Tuesday, February 19, 2013

Pushups

My clients and class participants hate me for the emphasis I put on pushups.  The fact is they are the best tool to combine your upper and lower body endurance and strength crossing through, and including, your core.

Compare the guy who can bench press 500 lbs to the guy that can do 75 continuous pushups.  Who do you want to help push your car when it runs out of gas on the way to work?  The common pick would be the guy that can bench press a lot because he is stronger.  This is such a misconception because the guy that can perform 75 pushups has found the ability to connect his upper and lower body, work with the core, work efficiently, and coordinate the body as a unit rather than isolating out muscle groups.   This is just more relative to everyday life and the physical situations that present themselves.

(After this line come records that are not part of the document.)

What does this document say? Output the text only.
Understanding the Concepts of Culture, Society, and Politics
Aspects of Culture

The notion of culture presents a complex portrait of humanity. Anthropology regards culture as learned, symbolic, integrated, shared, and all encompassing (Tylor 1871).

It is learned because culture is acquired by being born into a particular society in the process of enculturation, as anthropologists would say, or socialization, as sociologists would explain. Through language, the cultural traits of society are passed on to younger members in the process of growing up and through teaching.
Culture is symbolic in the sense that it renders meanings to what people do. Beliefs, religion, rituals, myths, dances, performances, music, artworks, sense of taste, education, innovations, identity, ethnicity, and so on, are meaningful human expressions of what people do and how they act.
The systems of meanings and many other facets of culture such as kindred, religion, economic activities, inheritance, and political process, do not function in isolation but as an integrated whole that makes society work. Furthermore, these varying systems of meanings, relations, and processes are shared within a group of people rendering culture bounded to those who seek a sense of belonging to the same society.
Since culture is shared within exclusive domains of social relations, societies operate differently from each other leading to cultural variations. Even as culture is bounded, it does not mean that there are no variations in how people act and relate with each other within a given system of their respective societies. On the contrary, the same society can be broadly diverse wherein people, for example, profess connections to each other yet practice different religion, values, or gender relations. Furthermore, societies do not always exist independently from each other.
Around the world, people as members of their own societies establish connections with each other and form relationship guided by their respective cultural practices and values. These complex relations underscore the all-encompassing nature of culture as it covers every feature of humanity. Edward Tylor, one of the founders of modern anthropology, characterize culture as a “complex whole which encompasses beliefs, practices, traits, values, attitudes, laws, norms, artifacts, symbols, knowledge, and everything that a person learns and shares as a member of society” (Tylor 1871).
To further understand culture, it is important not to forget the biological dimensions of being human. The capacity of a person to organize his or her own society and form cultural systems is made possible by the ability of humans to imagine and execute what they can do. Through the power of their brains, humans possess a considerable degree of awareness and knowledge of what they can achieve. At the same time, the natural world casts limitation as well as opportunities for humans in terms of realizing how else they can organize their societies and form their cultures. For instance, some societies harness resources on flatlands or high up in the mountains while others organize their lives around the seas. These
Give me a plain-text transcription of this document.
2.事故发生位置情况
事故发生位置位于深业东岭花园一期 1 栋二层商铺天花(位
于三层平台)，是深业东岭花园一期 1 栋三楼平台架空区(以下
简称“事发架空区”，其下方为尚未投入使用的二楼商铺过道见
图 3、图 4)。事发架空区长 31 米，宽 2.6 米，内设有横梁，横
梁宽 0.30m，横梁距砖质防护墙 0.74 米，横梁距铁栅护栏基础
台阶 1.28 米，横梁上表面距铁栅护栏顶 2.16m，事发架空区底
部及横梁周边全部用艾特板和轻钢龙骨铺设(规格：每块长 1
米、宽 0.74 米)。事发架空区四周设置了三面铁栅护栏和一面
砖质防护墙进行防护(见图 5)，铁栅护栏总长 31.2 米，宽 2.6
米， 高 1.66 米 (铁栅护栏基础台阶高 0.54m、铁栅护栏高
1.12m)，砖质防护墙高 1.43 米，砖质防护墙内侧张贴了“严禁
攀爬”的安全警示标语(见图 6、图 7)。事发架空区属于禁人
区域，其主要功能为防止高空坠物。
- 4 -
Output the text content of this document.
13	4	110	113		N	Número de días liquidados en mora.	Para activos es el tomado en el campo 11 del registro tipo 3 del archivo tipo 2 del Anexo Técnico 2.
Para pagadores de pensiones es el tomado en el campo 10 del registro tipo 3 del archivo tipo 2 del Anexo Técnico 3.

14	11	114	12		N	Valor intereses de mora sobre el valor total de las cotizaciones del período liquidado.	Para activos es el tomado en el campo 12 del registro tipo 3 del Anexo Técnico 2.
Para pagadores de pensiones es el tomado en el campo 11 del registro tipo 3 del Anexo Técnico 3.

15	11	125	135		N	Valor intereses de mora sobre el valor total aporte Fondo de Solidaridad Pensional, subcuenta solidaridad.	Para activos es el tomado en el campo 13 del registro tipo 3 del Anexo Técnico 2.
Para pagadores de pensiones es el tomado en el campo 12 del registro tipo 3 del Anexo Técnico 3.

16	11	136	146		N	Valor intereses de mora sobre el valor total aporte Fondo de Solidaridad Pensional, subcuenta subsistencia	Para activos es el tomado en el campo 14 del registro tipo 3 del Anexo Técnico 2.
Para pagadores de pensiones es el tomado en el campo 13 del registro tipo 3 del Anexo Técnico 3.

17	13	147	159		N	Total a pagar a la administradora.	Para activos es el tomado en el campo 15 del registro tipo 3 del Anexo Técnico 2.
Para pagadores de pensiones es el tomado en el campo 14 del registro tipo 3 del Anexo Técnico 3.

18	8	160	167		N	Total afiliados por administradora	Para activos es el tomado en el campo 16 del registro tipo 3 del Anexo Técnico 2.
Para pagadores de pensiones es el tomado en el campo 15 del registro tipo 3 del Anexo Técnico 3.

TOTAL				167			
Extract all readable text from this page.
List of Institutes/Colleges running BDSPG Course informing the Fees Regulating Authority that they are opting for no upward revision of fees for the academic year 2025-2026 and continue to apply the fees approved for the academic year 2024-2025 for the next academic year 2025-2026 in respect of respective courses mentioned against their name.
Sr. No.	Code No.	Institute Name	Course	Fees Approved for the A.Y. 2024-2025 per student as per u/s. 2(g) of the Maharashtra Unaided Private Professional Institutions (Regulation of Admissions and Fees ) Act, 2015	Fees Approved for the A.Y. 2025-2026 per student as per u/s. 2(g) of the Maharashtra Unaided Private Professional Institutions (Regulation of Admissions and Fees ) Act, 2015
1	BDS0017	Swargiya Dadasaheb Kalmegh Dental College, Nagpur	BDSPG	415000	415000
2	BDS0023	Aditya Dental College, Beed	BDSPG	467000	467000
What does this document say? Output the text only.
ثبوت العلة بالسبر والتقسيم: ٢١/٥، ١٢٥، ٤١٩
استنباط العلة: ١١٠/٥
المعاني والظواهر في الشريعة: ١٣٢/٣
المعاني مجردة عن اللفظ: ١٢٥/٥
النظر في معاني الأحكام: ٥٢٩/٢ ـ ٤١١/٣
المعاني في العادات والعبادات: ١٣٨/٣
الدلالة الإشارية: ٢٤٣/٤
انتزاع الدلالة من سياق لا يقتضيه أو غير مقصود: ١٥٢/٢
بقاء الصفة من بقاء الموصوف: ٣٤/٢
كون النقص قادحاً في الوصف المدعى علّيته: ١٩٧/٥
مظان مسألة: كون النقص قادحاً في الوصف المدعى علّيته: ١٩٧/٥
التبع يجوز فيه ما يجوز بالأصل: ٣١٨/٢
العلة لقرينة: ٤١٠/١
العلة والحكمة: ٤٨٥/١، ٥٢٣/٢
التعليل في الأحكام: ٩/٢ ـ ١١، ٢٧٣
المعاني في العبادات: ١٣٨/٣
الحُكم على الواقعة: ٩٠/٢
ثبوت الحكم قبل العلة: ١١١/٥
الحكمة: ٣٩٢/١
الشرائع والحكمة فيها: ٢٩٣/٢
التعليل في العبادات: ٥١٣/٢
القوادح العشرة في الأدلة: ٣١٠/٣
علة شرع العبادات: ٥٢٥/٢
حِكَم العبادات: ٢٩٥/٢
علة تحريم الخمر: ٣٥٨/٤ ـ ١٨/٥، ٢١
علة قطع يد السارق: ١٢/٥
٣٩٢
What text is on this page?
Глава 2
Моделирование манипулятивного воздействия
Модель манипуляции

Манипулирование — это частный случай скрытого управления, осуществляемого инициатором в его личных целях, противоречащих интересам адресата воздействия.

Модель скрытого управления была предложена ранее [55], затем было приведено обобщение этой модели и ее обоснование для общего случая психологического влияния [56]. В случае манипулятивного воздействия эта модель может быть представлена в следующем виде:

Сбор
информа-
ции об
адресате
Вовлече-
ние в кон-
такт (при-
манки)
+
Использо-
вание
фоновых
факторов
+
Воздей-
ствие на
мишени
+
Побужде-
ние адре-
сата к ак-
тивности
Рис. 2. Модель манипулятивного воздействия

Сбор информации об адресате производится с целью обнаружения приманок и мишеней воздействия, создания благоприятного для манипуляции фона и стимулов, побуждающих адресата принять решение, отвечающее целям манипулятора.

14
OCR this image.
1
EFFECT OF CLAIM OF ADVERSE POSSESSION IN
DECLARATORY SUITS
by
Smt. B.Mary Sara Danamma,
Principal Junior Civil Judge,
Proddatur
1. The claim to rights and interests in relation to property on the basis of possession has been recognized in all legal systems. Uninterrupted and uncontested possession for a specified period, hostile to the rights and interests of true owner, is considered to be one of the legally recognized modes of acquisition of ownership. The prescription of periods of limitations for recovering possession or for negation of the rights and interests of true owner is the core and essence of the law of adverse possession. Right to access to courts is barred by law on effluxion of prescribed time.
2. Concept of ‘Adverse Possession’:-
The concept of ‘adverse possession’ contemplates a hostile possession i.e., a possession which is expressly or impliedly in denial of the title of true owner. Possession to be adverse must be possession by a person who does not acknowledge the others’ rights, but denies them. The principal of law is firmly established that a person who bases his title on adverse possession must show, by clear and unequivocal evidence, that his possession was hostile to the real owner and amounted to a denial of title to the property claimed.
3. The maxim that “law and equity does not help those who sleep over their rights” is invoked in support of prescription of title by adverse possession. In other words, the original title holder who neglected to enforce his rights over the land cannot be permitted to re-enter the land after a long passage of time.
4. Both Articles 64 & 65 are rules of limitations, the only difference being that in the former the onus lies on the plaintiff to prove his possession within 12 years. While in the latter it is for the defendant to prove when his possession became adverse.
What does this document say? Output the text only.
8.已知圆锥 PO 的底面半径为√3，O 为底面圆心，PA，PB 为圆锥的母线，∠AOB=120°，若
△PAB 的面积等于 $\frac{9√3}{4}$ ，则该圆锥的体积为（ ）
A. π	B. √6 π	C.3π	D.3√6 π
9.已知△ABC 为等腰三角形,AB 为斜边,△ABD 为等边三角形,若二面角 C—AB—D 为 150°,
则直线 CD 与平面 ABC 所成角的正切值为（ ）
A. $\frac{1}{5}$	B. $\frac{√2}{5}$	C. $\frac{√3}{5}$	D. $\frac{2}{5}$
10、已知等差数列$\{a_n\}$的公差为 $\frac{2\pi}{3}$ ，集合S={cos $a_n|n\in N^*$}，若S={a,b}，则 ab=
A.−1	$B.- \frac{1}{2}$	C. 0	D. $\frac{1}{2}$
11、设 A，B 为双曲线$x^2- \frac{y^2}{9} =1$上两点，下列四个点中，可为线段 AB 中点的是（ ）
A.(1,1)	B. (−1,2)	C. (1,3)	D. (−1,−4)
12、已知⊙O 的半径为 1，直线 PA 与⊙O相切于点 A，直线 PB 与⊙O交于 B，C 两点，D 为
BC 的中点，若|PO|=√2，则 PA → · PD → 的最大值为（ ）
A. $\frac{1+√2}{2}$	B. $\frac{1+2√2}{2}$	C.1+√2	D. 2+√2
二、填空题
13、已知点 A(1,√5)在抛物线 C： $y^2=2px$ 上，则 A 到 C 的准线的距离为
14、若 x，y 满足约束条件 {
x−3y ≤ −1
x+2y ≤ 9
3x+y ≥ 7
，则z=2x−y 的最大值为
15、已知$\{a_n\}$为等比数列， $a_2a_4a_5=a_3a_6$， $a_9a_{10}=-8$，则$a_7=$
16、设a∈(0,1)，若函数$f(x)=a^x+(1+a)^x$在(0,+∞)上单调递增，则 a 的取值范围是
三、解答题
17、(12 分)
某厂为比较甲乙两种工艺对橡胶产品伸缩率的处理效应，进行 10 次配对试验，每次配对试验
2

Here are a couple varieties you can throw into a pushup routine:

Alter the placement of your hands (standard is at the location of your collarbone, make it harder by starting with them more up by your chin, then your nose, the your hairline, notice how much more core engagement you get).

Keep your feet on a stability ball while doing the pushups to let the lack of a foundational balance make your body work harder.  Still not hard?  Only put one foot on the ball, let the other one float in the air.

Do pushups with both hands grabbing a medicine ball or basketball.  Notice how much harder it is when your hands are closer, let alone fighting for balance.